Since it’s basically the profile of a nervous breakdown, you’d expect Bringing Out the Dead to be at least a little manic. Scorsese goes way over the top, however, directing the proceedings like the Mad Hatter with a viewfinder. With the help of Natural Born Killers cinematographer Robert Richardson, he recreates the New York of Taxi Driver, a Boschian metropolis of horrors, populated by the damned, saturated with neon, and bathed in endless night.
But rather than following a loner’s slow journey into madness, he races along with a group of lunatics driving padded cells with sirens. At almost every opportunity, he crafts moments of Monty Python esque grisly absurdity. In one hilarious exchange, Frank tricks a suicidal maniac into going to the hospital with promises of doctor assisted euthanasia (“If you don’t get in this ambulance, I won’t kill you.”), later, he chastises another would be suicide for his poor wrist slitting technique and offers some pointers and a knife.
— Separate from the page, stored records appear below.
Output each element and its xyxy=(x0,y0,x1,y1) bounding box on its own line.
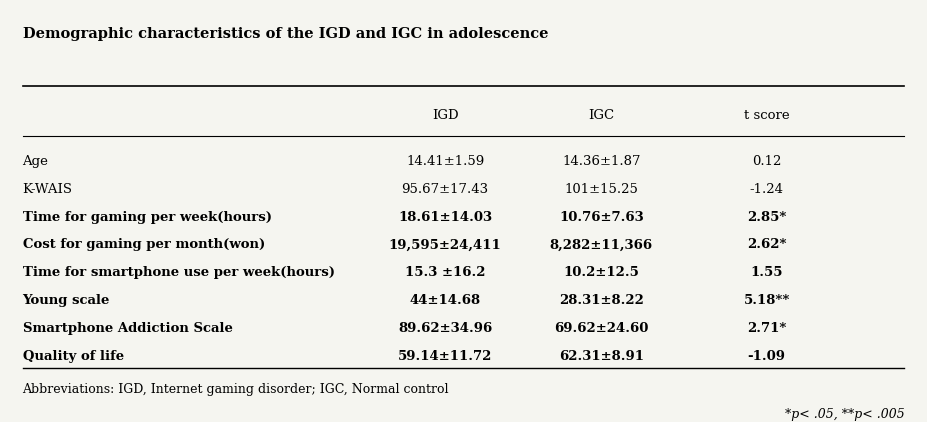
Text: Young scale: Young scale xyxy=(22,294,110,307)
Text: 2.62*: 2.62* xyxy=(747,238,786,252)
Text: 8,282±11,366: 8,282±11,366 xyxy=(550,238,653,252)
Text: Demographic characteristics of the IGD and IGC in adolescence: Demographic characteristics of the IGD a… xyxy=(22,27,548,41)
Text: 2.71*: 2.71* xyxy=(747,322,786,335)
Text: 101±15.25: 101±15.25 xyxy=(565,183,638,196)
Text: 1.55: 1.55 xyxy=(751,266,783,279)
Text: 44±14.68: 44±14.68 xyxy=(410,294,481,307)
Text: 19,595±24,411: 19,595±24,411 xyxy=(388,238,502,252)
Text: 89.62±34.96: 89.62±34.96 xyxy=(398,322,492,335)
Text: Abbreviations: IGD, Internet gaming disorder; IGC, Normal control: Abbreviations: IGD, Internet gaming diso… xyxy=(22,383,449,396)
Text: Time for gaming per week(hours): Time for gaming per week(hours) xyxy=(22,211,272,224)
Text: Cost for gaming per month(won): Cost for gaming per month(won) xyxy=(22,238,265,252)
Text: IGD: IGD xyxy=(432,109,459,122)
Text: 95.67±17.43: 95.67±17.43 xyxy=(401,183,489,196)
Text: 62.31±8.91: 62.31±8.91 xyxy=(559,350,643,363)
Text: t score: t score xyxy=(743,109,790,122)
Text: Quality of life: Quality of life xyxy=(22,350,123,363)
Text: K-WAIS: K-WAIS xyxy=(22,183,72,196)
Text: 2.85*: 2.85* xyxy=(747,211,786,224)
Text: 10.2±12.5: 10.2±12.5 xyxy=(564,266,640,279)
Text: 15.3 ±16.2: 15.3 ±16.2 xyxy=(405,266,486,279)
Text: Time for smartphone use per week(hours): Time for smartphone use per week(hours) xyxy=(22,266,335,279)
Text: 5.18**: 5.18** xyxy=(743,294,790,307)
Text: 10.76±7.63: 10.76±7.63 xyxy=(559,211,643,224)
Text: 28.31±8.22: 28.31±8.22 xyxy=(559,294,643,307)
Text: *p< .05, **p< .005: *p< .05, **p< .005 xyxy=(785,408,905,421)
Text: 18.61±14.03: 18.61±14.03 xyxy=(398,211,492,224)
Text: Age: Age xyxy=(22,155,48,168)
Text: Smartphone Addiction Scale: Smartphone Addiction Scale xyxy=(22,322,233,335)
Text: IGC: IGC xyxy=(589,109,615,122)
Text: -1.24: -1.24 xyxy=(750,183,783,196)
Text: 69.62±24.60: 69.62±24.60 xyxy=(554,322,649,335)
Text: 14.41±1.59: 14.41±1.59 xyxy=(406,155,484,168)
Text: 14.36±1.87: 14.36±1.87 xyxy=(562,155,641,168)
Text: 0.12: 0.12 xyxy=(752,155,781,168)
Text: 59.14±11.72: 59.14±11.72 xyxy=(398,350,492,363)
Text: -1.09: -1.09 xyxy=(748,350,786,363)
It’s in the lead performances that Dead disappoints most. Cage tries to infuse his scenes with the infectious nuttiness he showed off in Vampire’s Kiss and Wild at Heart, and he succeeds on occasion. However, since his character is usually only half-awake, he comes across as somewhat sedated, especially when compared to the madmen around him. Cage’s real life wife Patricia Arquette doesn’t fare especially well either, her character is so emotionally dead, it’s hard to tell if her turn as an ex-junkie is nicely understated or just plain flat.
Among the supporting players, Sizemore serves up another helping of his nutty, tough guy shtick as Tom, a jaded driver who loves the thrill of extra bloody calls. But it’s Rhames who really shines as the Bible quoting, hooker soliciting paramedic Marcus, a Pulp Fiction-esque scene where he “raises” a heroin overdose with the “power of Jesus” (and a little shot of adrenaline) is the film’s funniest.